Milcoradis called on Musluas after hearing the news in gory detail and repeated all of it.
“So Drelauni kept his promise, rather promptly,” said Musluas. “Does anyone know how? Motive and threat without means and opportunity aren’t enough to convict for murder.”
“I know how it could have been done. One of the Nine Magical Aids for Heroes Who Battle Magic Wielders is the Axe of Bhornudin, in the keeping these days of Morrossus the Old. It was meant especially and exclusively for use against sorcerers in the act of casting spells against a hero from the protection of a sealed chamber closely guarded, but there were flaws in the original enchantment which permit it to be wielded, by one who knows them, in certain circumstances, against non-sorcerers. But in such a case it would not return immediately to Morrossus for cleansing, as it normally does, but would remain in the possession of the user, with the victim’s blood dried into it and liquefying every three hours, on the hour. Most incriminating, if one knows where to look for it.”
“Are you supposed to be telling me this? Aren’t most Magical Aids dark secrets protected by geas?”
“I should be writhing in agony at your feet. If you hadn’t already known. But I’ve heard from Spenuos Soddenbrain of the sorcerer in your mother’s ancestry and his blood-feud with the house of Pennofol. Throwing an unexpected axe into Drelauni’s project could really have got him into serious trouble with the law.”
“Are you accusing me–?”
“You’re probably the only person in these parts, and certainly the only one who heard Drelauni, who didn’t also know of Drelauni’s skill as an intuitively highly accurate, and almost-libellous, sculptor. It’s too bad Master Tollim allows his clerks, when he has any, to talk to him only on business immediately in hand, or you’d certainly have heard in time to keep poor Ankhordon from the hell I fear he’s gone to.
“Nope.” That was uttered as Milcoradis caught wrist wearing hand bearing dagger driving for his heart. His other fist knocked Musluas unconscious. Then he disarmed the youth.
Sure enough, members of the Civil Guard alerted by Milcoradis found the still-bloody Axe of Bhornudin under Musluas’s bed, and Musluas was duly committed to fair trial.
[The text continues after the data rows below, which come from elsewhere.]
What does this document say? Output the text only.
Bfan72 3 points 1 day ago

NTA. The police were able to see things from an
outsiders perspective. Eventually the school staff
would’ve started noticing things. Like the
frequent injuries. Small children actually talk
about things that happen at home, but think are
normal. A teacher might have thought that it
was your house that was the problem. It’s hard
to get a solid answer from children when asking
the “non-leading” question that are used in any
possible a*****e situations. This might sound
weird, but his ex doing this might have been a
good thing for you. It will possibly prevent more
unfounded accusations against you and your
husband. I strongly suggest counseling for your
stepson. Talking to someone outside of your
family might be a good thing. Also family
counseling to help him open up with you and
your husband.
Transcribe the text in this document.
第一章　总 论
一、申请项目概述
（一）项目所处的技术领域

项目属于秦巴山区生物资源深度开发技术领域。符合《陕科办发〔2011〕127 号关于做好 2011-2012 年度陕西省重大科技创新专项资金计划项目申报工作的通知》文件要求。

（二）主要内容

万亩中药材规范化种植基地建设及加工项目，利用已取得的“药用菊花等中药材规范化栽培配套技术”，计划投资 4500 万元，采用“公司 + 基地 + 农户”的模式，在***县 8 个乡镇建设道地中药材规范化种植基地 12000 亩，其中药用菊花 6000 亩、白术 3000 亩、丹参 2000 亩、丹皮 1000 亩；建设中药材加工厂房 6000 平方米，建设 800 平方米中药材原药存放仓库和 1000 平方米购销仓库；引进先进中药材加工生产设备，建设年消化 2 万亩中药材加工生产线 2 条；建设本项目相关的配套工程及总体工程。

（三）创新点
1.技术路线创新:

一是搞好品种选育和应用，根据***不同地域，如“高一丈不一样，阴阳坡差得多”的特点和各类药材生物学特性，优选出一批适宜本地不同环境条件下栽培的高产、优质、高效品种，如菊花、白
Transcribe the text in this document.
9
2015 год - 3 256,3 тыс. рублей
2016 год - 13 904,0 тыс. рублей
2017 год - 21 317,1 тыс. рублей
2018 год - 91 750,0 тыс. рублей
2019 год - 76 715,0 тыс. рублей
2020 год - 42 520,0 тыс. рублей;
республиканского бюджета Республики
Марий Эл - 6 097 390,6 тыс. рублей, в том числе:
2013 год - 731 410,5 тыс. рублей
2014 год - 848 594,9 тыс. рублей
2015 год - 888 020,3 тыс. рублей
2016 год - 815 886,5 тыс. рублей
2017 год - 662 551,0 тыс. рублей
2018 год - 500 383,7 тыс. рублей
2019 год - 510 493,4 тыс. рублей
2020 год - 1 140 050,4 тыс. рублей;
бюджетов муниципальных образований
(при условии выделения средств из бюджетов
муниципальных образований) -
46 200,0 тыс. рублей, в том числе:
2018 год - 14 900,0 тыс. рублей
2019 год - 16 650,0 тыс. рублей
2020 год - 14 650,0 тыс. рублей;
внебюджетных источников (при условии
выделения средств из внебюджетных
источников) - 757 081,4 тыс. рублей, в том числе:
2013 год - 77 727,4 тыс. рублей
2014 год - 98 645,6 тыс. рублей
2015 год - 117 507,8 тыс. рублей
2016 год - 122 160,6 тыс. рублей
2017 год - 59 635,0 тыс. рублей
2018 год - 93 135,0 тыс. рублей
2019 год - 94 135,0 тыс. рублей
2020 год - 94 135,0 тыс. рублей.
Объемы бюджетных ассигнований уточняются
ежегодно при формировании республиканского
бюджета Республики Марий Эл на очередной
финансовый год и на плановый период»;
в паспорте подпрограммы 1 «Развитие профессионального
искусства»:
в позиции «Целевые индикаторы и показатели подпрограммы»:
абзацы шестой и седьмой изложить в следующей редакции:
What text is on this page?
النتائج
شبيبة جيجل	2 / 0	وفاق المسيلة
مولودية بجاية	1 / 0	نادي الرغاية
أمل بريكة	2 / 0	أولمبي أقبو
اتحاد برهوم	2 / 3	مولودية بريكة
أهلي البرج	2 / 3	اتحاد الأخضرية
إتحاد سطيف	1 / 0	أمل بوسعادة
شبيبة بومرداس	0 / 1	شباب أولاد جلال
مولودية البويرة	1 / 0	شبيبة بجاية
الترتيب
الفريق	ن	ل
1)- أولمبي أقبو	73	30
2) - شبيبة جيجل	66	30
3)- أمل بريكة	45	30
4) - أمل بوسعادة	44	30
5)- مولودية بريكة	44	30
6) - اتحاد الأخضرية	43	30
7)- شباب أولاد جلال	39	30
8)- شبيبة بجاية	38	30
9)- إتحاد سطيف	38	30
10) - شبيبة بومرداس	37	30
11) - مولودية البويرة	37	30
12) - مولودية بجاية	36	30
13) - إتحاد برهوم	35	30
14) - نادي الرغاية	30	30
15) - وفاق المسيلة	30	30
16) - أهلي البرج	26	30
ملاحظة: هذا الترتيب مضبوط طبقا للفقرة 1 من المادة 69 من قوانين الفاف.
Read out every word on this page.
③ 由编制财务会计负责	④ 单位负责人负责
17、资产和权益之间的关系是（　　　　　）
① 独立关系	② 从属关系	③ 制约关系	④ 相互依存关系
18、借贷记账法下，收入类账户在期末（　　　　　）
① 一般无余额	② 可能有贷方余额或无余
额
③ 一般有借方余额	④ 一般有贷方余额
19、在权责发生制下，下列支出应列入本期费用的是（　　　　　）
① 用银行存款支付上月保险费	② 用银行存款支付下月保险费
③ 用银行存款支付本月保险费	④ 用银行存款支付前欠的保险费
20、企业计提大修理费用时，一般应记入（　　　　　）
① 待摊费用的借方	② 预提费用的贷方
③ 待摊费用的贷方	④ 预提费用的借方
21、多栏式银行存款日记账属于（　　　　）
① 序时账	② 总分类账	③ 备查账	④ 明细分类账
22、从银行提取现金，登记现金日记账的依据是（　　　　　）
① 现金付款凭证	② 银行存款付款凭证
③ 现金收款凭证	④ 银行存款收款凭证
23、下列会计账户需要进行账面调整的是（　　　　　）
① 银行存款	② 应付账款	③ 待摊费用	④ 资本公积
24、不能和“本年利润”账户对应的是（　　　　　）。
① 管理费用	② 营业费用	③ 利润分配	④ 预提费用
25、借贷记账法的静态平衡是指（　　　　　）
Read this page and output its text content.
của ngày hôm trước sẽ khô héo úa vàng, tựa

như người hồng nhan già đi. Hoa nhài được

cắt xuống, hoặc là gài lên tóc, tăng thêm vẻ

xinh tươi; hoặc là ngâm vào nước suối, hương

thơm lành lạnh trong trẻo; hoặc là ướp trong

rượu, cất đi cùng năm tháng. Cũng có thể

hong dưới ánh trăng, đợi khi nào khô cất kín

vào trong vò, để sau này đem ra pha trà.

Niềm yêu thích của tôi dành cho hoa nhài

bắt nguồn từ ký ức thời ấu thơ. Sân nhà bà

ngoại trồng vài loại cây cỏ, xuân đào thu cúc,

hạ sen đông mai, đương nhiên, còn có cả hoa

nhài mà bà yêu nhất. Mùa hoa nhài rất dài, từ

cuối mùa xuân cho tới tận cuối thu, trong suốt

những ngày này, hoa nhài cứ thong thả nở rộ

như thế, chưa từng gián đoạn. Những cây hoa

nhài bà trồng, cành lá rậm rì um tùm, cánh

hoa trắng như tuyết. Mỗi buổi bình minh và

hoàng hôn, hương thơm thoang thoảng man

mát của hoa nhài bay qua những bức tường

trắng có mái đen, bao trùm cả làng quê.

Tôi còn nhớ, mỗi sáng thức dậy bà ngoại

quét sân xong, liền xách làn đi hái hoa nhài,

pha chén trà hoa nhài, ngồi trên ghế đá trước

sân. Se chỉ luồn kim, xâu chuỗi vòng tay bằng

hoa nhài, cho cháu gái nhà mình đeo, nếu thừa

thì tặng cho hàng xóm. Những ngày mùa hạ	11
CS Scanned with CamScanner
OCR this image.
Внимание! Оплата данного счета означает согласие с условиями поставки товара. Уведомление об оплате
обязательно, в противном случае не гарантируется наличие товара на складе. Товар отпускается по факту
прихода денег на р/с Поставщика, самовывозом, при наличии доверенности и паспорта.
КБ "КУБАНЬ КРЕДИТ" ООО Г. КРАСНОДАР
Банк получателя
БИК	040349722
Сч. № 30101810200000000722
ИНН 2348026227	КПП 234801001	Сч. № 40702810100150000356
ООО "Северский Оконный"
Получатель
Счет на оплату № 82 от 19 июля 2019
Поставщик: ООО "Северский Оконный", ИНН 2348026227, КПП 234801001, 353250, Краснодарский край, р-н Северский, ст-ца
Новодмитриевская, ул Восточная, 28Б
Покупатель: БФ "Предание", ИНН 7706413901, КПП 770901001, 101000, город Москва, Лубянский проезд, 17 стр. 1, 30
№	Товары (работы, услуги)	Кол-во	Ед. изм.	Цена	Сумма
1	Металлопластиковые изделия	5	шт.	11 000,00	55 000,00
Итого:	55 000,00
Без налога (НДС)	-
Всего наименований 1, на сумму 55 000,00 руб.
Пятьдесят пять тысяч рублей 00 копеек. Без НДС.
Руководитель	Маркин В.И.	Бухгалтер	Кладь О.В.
The trial included able defence by Master Tollim, who at the sentence hearing made the most of pleading misguided idealistic sympathy for peasants Musluas hadn’t realized were rich enough together to have even Master Tollim at his greediest diddle Ankhordon well and truly in the Court of Appeal. (In that court moral as well as legal right held sway, according to the Constitution of Ensgabaen, in which a young clerk advocate from distant Snudfirg could not be expected yet to be much learned.) After the fair trial Musluas was duly executed with executioner’s axe mundane.